親日・独裁美化論難をかもしているニューライト指向の韓国史教科書(教学社)が、日帝の蛮行に対して日本の視覚から接近する叙述をするなど、歴史を見る視角と事実において一般的な学界の意見と異なる部分が続々と明らかになっている。
先月30日、国史編纂委員会の最終検定を通過した教学社版高校韓国史教科書190ページを見れば、日帝による明成(ミョンソン)皇后殺害事件である乙未事変に対する‘史料探求’部分で‘漢城(ハンソン)新報の編集長 小早川秀雄の乙未事変回顧録’の一部を引用した。 引用された回顧録には "ロシアと朝鮮が手を握ることに対処する道は果たして何だろうか? (中略)一方の手を切断して両者が手を握らないようにすること以外には方法がない。 (中略)当時施行されている政策は、全て閔妃(明成皇后)の計略であり(中略)この点に着眼して根本的に禍根を除去するために企てたのだ" という内容だ。

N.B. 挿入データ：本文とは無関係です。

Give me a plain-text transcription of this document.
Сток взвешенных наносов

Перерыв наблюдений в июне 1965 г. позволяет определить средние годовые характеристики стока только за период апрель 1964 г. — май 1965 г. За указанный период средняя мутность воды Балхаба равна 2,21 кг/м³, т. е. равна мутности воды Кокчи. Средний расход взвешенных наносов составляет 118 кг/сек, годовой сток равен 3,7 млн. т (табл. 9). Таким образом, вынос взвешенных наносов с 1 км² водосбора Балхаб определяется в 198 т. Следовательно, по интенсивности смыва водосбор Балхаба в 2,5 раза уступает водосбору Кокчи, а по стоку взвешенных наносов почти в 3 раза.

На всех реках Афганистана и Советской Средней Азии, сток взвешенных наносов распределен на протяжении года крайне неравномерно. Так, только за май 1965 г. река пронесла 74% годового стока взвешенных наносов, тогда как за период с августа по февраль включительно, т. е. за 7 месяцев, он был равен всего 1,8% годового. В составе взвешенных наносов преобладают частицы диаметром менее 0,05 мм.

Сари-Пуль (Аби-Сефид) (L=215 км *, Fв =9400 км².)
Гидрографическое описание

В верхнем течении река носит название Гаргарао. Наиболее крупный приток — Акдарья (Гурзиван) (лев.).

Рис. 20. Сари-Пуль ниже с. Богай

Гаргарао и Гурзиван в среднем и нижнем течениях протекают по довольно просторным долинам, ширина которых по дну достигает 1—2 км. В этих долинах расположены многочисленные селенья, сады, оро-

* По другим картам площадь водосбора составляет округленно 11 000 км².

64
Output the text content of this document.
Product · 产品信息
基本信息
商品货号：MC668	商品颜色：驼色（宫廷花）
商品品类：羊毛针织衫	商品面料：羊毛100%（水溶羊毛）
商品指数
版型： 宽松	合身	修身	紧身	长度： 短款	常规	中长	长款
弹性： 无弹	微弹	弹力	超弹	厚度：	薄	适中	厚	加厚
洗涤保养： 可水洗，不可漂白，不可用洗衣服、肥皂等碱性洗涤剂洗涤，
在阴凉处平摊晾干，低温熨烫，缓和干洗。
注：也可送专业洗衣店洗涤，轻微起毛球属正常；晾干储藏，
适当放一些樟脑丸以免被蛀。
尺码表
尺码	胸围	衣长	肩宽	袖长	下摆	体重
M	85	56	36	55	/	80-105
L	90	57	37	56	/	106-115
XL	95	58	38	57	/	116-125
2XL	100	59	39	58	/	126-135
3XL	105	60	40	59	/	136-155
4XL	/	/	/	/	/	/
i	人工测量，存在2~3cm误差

ここで終わりではない。 この回顧録の直下には "考えて見よう:当時日本は明成皇后を殺害するという過激な方法を選択せざるを得なかったのだろうか?" という文を入れて、生徒たちが当時の日帝の立場で韓半島併呑を強化するための解決方法を考えてみるよう誘導する。 パク・ハンヨン民族問題研究所教育広報室長は「犯罪者の内心を説明しながら理解してみろということと何の違いがあるか。 他国の王妃を無惨に殺害するほどの帝国主義を、世界史的観点で説明すべきなのに、本末転倒だ」と指摘した。
これに対して著者であるクォン・ヒヨン韓国学中央研究院教授は、ある言論とのインタビューで「殺害加担犯の文を提示した理由は、日帝の極悪な凶計を鮮明に浮き彫りにする意図」と説明した。 だが、イ・シンチョル成均館(ソンギュングァン)大 東アジア歴史研究所研究教授は「そのような意図があるとしても、読む人々はそうは受け取らない。 特に高校生はまだ判断力が不足しており、このような文を見て無批判的に受容しかねないということも考慮しなければならない」と指摘した。
この教科書は芸術界の代表的親日人物に挙げられる柳致眞(ユ・チジン)に対しても詳しい説明をせずに彼の代表作‘土幕’(268ページ)を説明している。 特に内容で "1941年には総督府の圧力で劇団‘現代劇場’を組織した" とあるが、パク室長は "親日にともなう特典で劇場を作ったのだ。 この劇場で公演した代表作品が親日の先鋒に立ったイ・ヨングを称賛した‘北進隊’" だと批判した。 この教科書は日帝の‘植民史観’に対抗したパク・ウンシク、シン・チェホ、チョン・インボ、ムン・イルピョン、ペク・ナムンなどの事例を紹介しながら、その間に代表的親日歴史学者とされるイ・ビョンドを組み入れもした。
また、生徒たちが日帝強制占領期間について勉強する時、一番最初に見る主要年表(231ページ)には‘大韓民国臨時政府樹立1919年’が抜けていることが確認された。 キム・ハンジォン韓国教員大教授は「臨時政府は我が国の憲法前文にも掲げられるほどに重要なものだが、年表を作る時に抜くということは理解できない。 歴史を見る観点の差を別にしてあきれるしかない内容" と指摘した。
一方、歴史問題研究所は5日この教科書で抗日要人として描写された仁村 キム・ソンス(<ハンギョレ> 21日付1面)の親日行跡を示す史料2件を追加で公開した。 研究所が公開した1943年4月2日付<京城日報>と同じ日の<毎日新報>はキム・ソンスが自宅の鉄門3ヶを壊して、それに馬車1台、真ちゅうと銅で作った食器類まで加えて "撃滅の弾丸に加えてほしい" として日帝の海軍武官府を訪ね渡したと報道した。 研究所は「キム・ソンスの親日行為が決して強要による避けられない選択ではなかったことを雄弁に物語る」と明らかにした。